# Cauliflower steaks.....again...



## Zwiefel (Feb 14, 2015)

I decided to try the sous vide cauliflower steaks agian. Followed Theory/Rick's advice this time on liquid levels, and time/temp. It was excellent advice.

All bagged up...worcestershire, soy sauce, dijon, dried thyme, and beef stock...with a little DTN porn.






Into the waterbath at 185F for 1 hour...





Fresh out of the waterbath...nice color and level of doneness.





A great recipe straight out of ATK. The water cooks the potatoes to done and evaporates off...then the butter provies the crispness to the outside. Very nicely done and consistent.





With some salt and cracked pepper. And a nice grass-fed ribeye and tenderloin in the background





Service! with a quick pickle of french breakfast radish and mirin (two hours in a mason jar at -9 bars). 





I'm definitely pleased with this rendition. Rick's guidance was spot-on. Not bad for a V-Day dinner at home with friends.


----------



## Vesteroid (Feb 14, 2015)

Do you have a chamber vac for doing those with the liquid?


----------



## Zwiefel (Feb 14, 2015)

Vesteroid said:


> Do you have a chamber vac for doing those with the liquid?

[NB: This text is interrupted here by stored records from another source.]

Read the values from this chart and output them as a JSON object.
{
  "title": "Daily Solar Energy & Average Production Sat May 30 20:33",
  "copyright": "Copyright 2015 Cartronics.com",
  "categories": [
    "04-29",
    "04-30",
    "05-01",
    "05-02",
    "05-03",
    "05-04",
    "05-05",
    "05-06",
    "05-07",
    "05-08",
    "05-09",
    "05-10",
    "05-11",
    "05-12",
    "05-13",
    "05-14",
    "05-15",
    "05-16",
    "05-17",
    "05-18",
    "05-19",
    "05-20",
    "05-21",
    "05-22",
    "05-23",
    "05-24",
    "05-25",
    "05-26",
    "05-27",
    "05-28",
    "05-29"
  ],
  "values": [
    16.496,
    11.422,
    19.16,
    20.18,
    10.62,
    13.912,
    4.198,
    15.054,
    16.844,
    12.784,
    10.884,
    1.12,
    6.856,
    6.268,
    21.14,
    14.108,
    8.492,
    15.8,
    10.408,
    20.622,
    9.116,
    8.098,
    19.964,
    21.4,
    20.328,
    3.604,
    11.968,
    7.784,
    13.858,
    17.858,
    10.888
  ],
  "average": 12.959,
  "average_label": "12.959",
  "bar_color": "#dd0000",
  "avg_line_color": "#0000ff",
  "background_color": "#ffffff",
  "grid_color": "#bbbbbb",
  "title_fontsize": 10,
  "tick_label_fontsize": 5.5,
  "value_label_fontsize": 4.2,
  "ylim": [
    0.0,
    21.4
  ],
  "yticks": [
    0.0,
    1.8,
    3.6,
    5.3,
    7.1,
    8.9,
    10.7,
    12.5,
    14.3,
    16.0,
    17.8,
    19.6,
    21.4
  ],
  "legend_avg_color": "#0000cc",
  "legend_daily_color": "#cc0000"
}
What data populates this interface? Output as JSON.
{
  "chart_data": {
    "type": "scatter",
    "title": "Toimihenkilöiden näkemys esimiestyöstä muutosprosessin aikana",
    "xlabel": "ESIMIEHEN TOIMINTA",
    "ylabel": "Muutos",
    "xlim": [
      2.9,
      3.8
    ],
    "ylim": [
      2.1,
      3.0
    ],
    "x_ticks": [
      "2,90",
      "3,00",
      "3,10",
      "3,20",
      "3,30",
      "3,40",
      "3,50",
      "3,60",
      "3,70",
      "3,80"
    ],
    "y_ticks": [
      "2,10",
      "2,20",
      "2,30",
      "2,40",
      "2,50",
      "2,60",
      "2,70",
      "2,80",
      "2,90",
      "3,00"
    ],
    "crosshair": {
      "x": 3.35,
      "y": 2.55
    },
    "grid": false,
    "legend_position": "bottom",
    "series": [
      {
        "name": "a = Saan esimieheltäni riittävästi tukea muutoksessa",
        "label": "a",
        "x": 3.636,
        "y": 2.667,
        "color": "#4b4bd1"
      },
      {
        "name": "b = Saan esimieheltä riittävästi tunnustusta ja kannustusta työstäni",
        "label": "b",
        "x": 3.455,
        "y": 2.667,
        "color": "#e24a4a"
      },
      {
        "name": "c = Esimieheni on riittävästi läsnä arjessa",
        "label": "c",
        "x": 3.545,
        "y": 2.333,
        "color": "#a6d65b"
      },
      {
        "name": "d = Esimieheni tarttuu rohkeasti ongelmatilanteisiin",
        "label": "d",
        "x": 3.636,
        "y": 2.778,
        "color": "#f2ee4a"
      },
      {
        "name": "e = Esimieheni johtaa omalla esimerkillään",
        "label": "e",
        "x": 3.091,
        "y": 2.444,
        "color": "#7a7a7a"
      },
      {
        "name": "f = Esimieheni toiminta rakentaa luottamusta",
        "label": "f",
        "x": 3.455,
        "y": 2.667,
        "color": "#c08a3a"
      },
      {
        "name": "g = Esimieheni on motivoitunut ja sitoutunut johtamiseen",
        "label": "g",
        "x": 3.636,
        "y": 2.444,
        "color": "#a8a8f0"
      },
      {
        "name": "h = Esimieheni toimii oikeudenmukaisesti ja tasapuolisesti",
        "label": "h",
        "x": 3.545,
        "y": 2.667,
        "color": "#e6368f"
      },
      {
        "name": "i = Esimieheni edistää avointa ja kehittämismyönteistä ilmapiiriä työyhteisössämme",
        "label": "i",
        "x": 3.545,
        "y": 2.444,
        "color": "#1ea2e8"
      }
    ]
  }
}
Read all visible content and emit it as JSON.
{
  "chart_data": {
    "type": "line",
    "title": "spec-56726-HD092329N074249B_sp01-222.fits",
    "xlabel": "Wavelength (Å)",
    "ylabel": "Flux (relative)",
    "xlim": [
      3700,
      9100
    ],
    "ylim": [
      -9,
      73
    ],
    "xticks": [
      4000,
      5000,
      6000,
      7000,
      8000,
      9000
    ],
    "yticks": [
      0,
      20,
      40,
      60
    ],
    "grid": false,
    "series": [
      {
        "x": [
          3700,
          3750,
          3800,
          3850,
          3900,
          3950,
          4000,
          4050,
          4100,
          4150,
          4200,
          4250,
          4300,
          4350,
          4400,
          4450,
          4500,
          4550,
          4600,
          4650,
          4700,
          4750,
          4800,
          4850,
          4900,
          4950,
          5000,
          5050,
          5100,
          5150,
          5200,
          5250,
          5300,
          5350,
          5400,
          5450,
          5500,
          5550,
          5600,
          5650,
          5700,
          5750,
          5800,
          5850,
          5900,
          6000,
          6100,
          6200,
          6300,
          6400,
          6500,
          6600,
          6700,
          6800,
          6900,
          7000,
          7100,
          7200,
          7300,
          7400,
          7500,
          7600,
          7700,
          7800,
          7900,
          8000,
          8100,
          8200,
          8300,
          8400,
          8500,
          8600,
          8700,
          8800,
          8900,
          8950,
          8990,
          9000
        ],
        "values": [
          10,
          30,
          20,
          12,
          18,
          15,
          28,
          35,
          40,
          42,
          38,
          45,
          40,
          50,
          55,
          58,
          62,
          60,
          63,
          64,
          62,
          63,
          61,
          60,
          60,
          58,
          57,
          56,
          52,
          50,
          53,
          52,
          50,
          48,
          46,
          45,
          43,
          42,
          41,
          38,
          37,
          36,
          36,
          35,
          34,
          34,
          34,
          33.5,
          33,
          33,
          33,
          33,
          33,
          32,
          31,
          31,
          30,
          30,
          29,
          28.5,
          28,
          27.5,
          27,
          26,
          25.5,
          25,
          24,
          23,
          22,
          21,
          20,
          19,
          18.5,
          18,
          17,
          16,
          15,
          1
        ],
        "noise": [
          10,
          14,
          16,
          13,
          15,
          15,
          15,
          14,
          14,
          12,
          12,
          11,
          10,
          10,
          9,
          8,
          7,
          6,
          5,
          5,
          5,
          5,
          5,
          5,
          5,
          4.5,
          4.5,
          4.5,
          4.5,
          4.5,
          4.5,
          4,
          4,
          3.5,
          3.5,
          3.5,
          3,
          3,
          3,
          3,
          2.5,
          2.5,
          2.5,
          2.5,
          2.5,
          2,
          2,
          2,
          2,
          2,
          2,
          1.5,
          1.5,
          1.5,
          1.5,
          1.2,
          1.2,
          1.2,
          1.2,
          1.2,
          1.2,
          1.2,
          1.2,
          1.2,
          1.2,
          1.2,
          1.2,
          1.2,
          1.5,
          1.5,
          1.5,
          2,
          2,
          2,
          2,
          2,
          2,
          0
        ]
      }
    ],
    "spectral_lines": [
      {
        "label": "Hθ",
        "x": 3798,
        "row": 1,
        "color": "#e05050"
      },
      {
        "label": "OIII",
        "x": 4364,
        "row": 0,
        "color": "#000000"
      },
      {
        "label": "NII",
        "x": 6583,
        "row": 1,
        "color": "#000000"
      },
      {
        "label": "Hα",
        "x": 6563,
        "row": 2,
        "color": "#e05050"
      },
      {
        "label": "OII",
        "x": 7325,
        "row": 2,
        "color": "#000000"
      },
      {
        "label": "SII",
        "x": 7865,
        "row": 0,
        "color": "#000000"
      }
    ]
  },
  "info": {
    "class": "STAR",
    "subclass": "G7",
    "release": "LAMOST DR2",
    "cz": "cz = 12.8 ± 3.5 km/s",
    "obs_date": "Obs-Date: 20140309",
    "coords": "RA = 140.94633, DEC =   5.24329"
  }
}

Yup. Saved up and debated for about a year...but super happy with the VP-112.


----------



## mise_en_place (Feb 16, 2015)

Very nice work. How delicate would you say the cauliflower was after it came out of the water bath?


----------



## Zwiefel (Feb 16, 2015)

mise_en_place said:


> Very nice work. How delicate would you say the cauliflower was after it came out of the water bath?



Trying to think of a way to articulate it. Will depend on the thickness you chose to a strong degree. for mine, I had no worries about them falling apart. But if I were doing say 50 of these, I'd expect to lose 2-4 of them....which I'd just throw in with the other parts of the cauliflower that you can't make steaks with for pureeing.


----------



## mise_en_place (Feb 16, 2015)

Zwiefel said:


> Trying to think of a way to articulate it. Will depend on the thickness you chose to a strong degree. for mine, I had no worries about them falling apart. But if I were doing say 50 of these, I'd expect to lose 2-4 of them....which I'd just throw in with the other parts of the cauliflower that you can't make steaks with for pureeing.



Thanks. I'm going to give these a try soon and I'll let you know how they turn out.


----------



## daveb (Feb 16, 2015)

I've done this a couple times and my experience is that when cut down the middle, then a 3/4" steak from each side of center, the c steak will be done and robust enough to handle. Granted this yields only 2 steaks per head. The next pair may be robust enough to be used. Any further out and it will be better served as puree or mashed.


----------



## Zwiefel (Feb 16, 2015)

daveb said:


> I've done this a couple times and my experience is that when cut down the middle, then a 3/4" steak from each side of center, the c steak will be done and robust enough to handle. Granted this yields only 2 steaks per head. The next pair may be robust enough to be used. Any further out and it will be better served as puree or mashed.



This. My puree turned out pretty shite though. Next time, I think those bits will just get butter, salt, and thyme....


----------



## ThEoRy (Feb 16, 2015)

Boil the veg with heavy cream, whatever seasonings and puree in a vitaprep with a few teaspoons of ultratex8 and a pinch of xanthan.


----------